ACT’s first Justice Reinvestment Trial: Yarrabi Bamirr

Yesterday, Justice Minister Shane Rattenbury and Winnunga Nimmityjah chief executive officer Julie Tongs, announced the launch of ‘Yarrabi Bamirr’, the ACT’s first Justice Reinvestment Trial.

The ACT Government has partnered with the Aboriginal and Torres Strait Islander community provider to develop a family-focused response to address the over-representation of Indigenous people in the justice system.

A Productivity Commission report on government services, released in January, showed that young Indigenous people were vastly over-represented in the ACT’s youth justice system. According to an article in the Canberra times, Aboriginal and Torres Strait Islander people were 19 times more likely to be locked up or subject to a supervision order in the ACT than non-Indigenous youths, at a rate of 294 per 100,000 people aged 10-17.

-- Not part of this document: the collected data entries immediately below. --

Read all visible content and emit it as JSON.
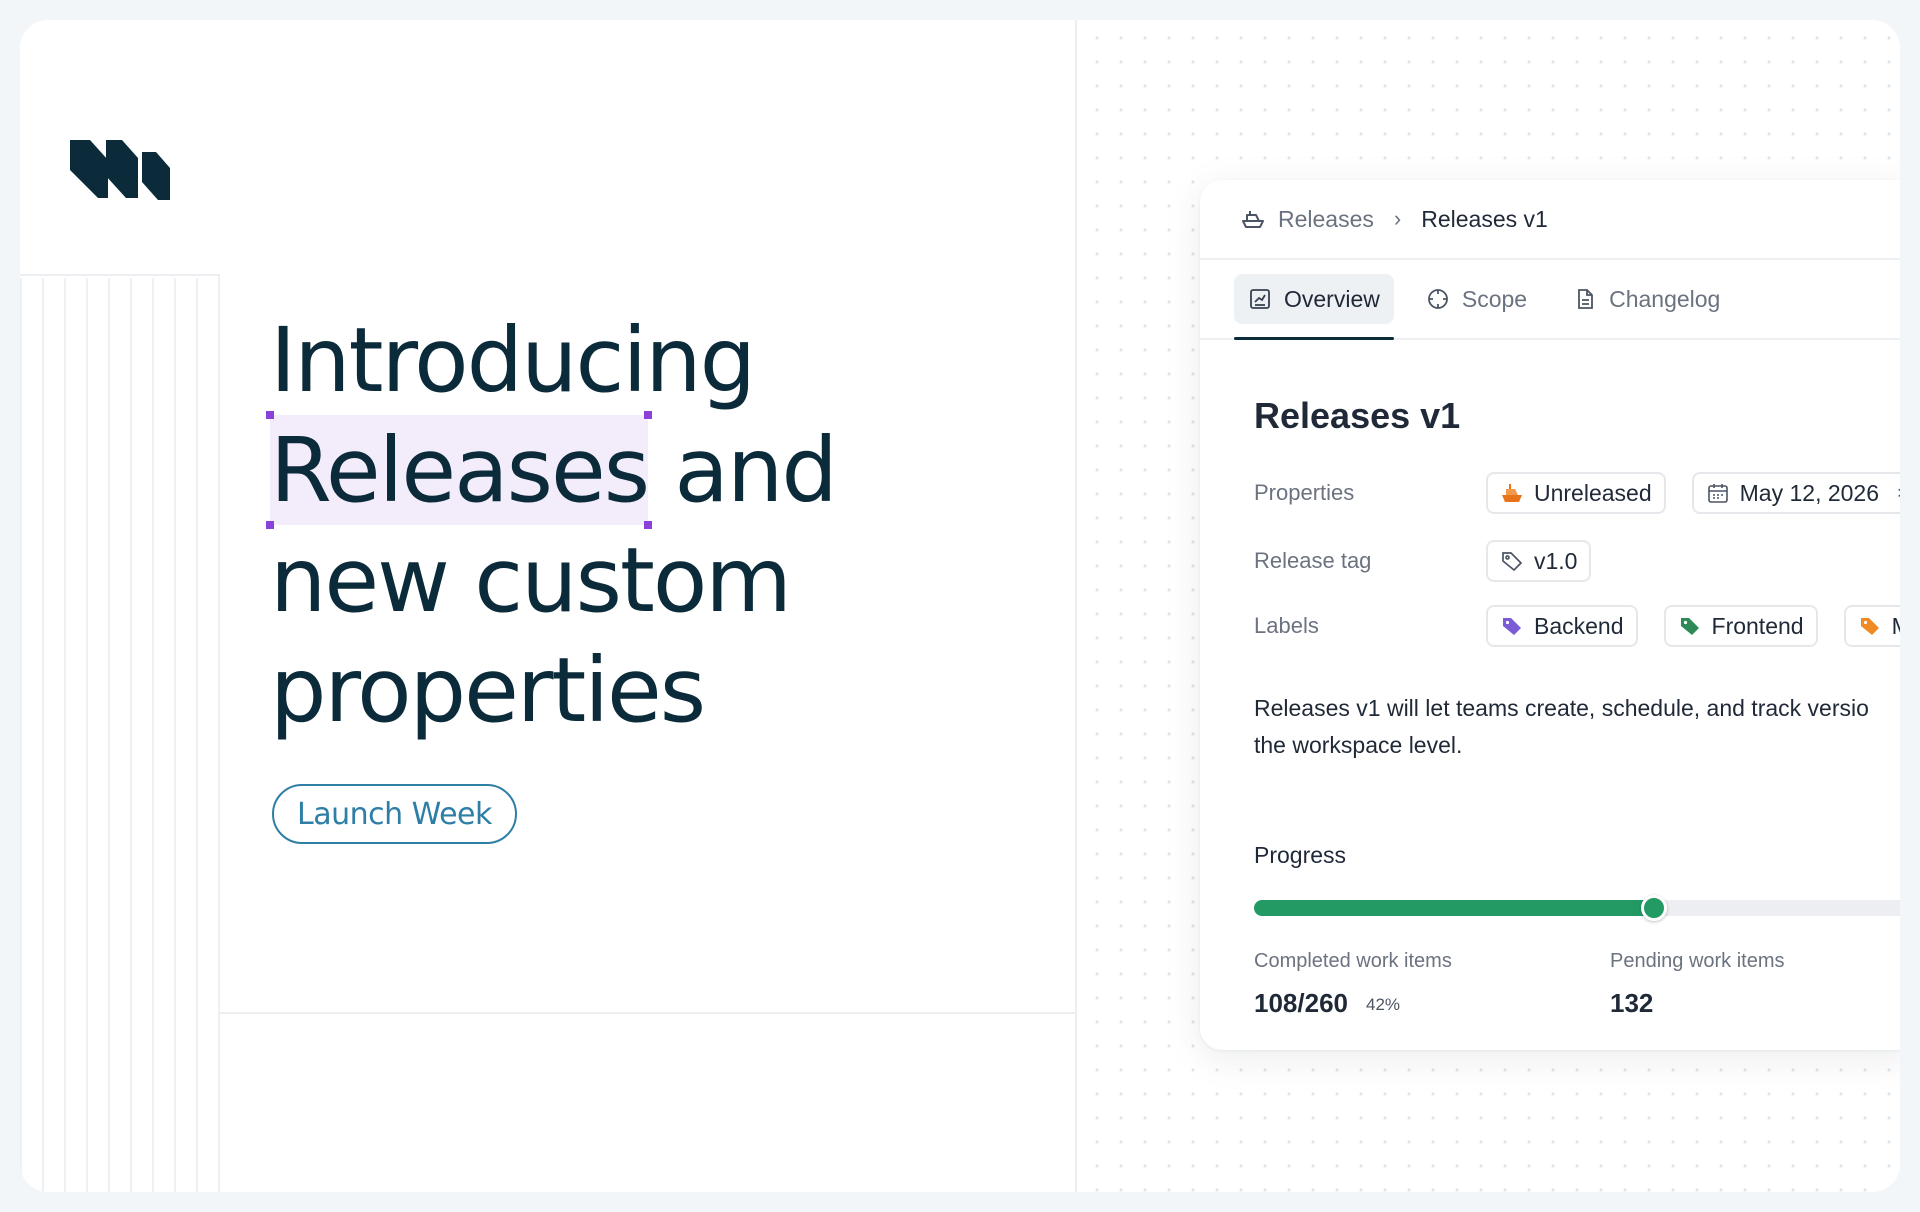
{
  "hero": {
    "headline_line1": "Introducing",
    "headline_highlight": "Releases",
    "headline_line2_rest": " and",
    "headline_line3": "new custom",
    "headline_line4": "properties",
    "pill_label": "Launch Week"
  },
  "breadcrumb": {
    "parent": "Releases",
    "separator": "›",
    "current": "Releases v1"
  },
  "tabs": [
    {
      "label": "Overview",
      "icon": "chart-icon",
      "active": true
    },
    {
      "label": "Scope",
      "icon": "target-icon",
      "active": false
    },
    {
      "label": "Changelog",
      "icon": "document-icon",
      "active": false
    }
  ],
  "release": {
    "title": "Releases v1",
    "properties_label": "Properties",
    "status": "Unreleased",
    "date": "May 12, 2026",
    "date_clear": "×",
    "release_tag_label": "Release tag",
    "release_tag": "v1.0",
    "labels_label": "Labels",
    "labels": [
      {
        "name": "Backend",
        "color": "#7c5cd6"
      },
      {
        "name": "Frontend",
        "color": "#2e8b57"
      },
      {
        "name": "Mobile",
        "color": "#f08a24"
      }
    ],
    "description_line1": "Releases v1 will let teams create, schedule, and track versio",
    "description_line2": "the workspace level."
  },
  "progress": {
    "label": "Progress",
    "fraction": 0.42,
    "completed_label": "Completed work items",
    "completed_value": "108/260",
    "completed_percent": "42%",
    "pending_label": "Pending work items",
    "pending_value": "132"
  },
  "colors": {
    "accent_green": "#239a63",
    "headline": "#0b2a3a",
    "pill": "#2e7ea6",
    "selection": "#8b40d9",
    "status_orange": "#e8731a"
  }
}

The 12-month trial will involve ten Aboriginal families in Canberra, who will work with social workers to design plans addressing their health, housing, education and employment needs to reduce the territory’s offending rates.

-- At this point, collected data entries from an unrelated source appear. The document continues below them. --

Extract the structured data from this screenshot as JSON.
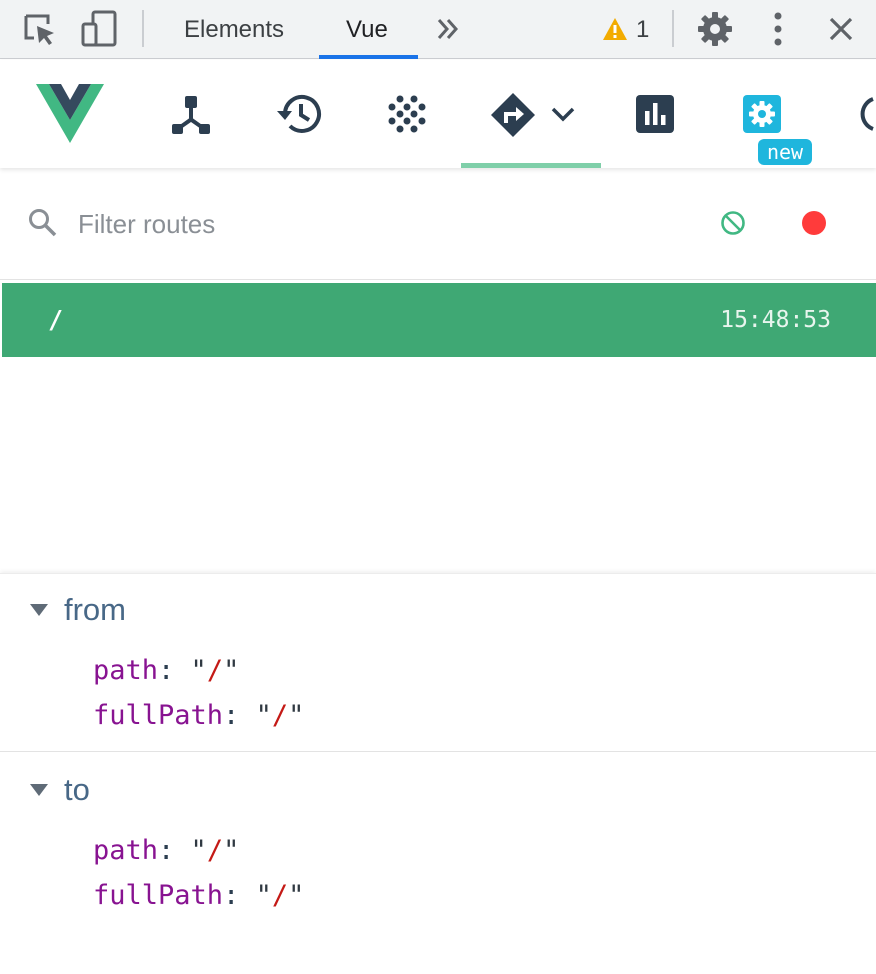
{
  "devtools": {
    "tabs": [
      {
        "label": "Elements",
        "active": false
      },
      {
        "label": "Vue",
        "active": true
      }
    ],
    "warning_count": "1",
    "icons": [
      "inspect-element-icon",
      "device-toggle-icon",
      "more-tabs-icon",
      "warning-icon",
      "settings-icon",
      "more-options-icon",
      "close-icon"
    ]
  },
  "vue_toolbar": {
    "items": [
      {
        "name": "components",
        "icon": "component-tree-icon"
      },
      {
        "name": "timeline",
        "icon": "history-icon"
      },
      {
        "name": "vuex",
        "icon": "dots-grid-icon"
      },
      {
        "name": "router",
        "icon": "route-sign-icon",
        "active": true
      },
      {
        "name": "performance",
        "icon": "bar-chart-icon"
      },
      {
        "name": "settings",
        "icon": "gear-icon"
      }
    ],
    "badge": "new",
    "accent_color": "#41b883"
  },
  "filter": {
    "placeholder": "Filter routes",
    "value": ""
  },
  "routes": [
    {
      "path": "/",
      "time": "15:48:53",
      "selected": true
    }
  ],
  "detail": {
    "sections": [
      {
        "title": "from",
        "props": [
          {
            "key": "path",
            "value": "/"
          },
          {
            "key": "fullPath",
            "value": "/"
          }
        ]
      },
      {
        "title": "to",
        "props": [
          {
            "key": "path",
            "value": "/"
          },
          {
            "key": "fullPath",
            "value": "/"
          }
        ]
      }
    ]
  },
  "colors": {
    "route_row_bg": "#3fa874",
    "recording_dot": "#ff3b3b",
    "tab_underline": "#1a73e8"
  }
}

The name of the program, Yarrabi Bamirr, means “walk tall” in Ngunnawal, and is the first trial in the ACT based on the idea of ‘justice reinvestment’, which is where resources are directed to reduce the causes of crime.

“Justice Reinvestment is one of the ways we are striving to develop smarter, community and family-focused, inclusive and cost-effective outcomes for Aboriginal and Torres Strait Islander communities,” Mr Rattenbury said.

“Justice Reinvestment also looks to reduce crime by diverting those at risk from the criminal justice system. The evidence shows that where justice reinvestment measures are put in place, families and the wider community benefit.”

Yarrabi Bamirr has been co-designed with a range of stakeholders, including Aboriginal and Torres Strait Islander service providers, community groups, academics and those with lived experience of the justice system.

“Only by listening to, and working collaboratively together with Aboriginal and Torres Strait Islander communities, can we comprehensively address the troubling over-representation of Aboriginal and Torres Strait Islander people in the criminal justice system,” Mr Rattenbury said in conclusion to his statement yesterday.